There are three groups of women in the film: First, women whom I met during my time as an actress, and when it’s their turn, you can relax. The second group are friends of mine, with whom I had previously worked with on the questions, and thirdly, many that had contacted me through social networks. When I published my call on Twitter and Facebook, I hoped to reach ten people within six months, but after a week, I had already received over sixty emails. People wrote me from Guadeloupe, French Guiana and La Réunion. For financial and logistical reasons, however, I limited my research to the metropolitan area of Paris and Belgium. I ran 45 pre-interviews, and 24 interviews of these 45 women finally got into the movie.

What are the interviews about?

They point to the double difficulty of being a woman and black, often a precarious situation. The term intersectionality is essential to understand how the different types of discrimination we deal with are interrelated. Every woman talks about her personal experience, and the frequency of similar experiences shows that this is not an individual problem, but a daily confrontation with systemic racism.

 


What aesthetic choices did you make in documenting these women’s words?
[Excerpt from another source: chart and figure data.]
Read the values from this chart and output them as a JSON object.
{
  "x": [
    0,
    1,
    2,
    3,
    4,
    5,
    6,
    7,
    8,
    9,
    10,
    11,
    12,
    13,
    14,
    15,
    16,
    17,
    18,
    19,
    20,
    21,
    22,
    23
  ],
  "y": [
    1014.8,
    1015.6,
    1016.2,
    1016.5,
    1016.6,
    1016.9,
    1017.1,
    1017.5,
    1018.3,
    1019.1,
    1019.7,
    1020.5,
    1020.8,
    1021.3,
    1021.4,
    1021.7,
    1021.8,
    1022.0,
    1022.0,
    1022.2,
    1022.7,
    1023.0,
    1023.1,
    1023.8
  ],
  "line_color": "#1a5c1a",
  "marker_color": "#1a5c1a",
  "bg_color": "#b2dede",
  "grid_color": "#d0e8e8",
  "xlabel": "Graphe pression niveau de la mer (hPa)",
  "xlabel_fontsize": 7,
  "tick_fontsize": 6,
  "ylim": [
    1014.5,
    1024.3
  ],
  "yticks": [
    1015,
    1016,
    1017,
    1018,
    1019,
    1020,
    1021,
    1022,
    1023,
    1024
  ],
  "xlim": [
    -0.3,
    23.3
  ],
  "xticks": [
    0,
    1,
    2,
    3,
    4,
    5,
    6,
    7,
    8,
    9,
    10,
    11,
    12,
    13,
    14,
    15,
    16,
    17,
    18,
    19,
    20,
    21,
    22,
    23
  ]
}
I wanted to push the genre of the interview film to an extreme, with a fixed camera, very close to the subject and without distraction, as this genre has been very corrupted by television. No distractions through cutaway edits, music, effects. During the interviews the spoken word is the center of attention, the focus is on the women, and we are only interested in what they have to say. The lighting of their faces in close-up also shows that black skin can be wonderfully lit, in contrast to a common opinion in the cinema and television milieu. It was particularly important to me to show black women with very dark skin who are less frequently seen than women of mixed race or black women with fair skin.

After six months, the film is still in the cinemas - a huge success for a documentary. Was it also shown elsewhere?

The film premiered in France in October 2017, then in Switzerland, Belgium and Quebec. After six months, we had already sold 15,000 tickets, which is unbelievable, considering that in France, 70 percent of documentary films don’t reach 10,000 tickets during their entire run. In Germany I did a mini-tour with stops in Berlin, Bremen, Oldenburg and Hamburg. Everywhere we sold-out the performances. The discussions afterwards, organized by various associations - from the Berlin Feminist Film Week, the Women's Circle, Decolonize Bremen and a Black Students Association of the University of Hamburg - were interesting, because they showed me the situation in Germany and what people recognized of themselves in the film. And since January, the film is awarded internationally by MK2 and soon shown as part of the Femmes-Totales-Filmtour by Eksystent in Germany.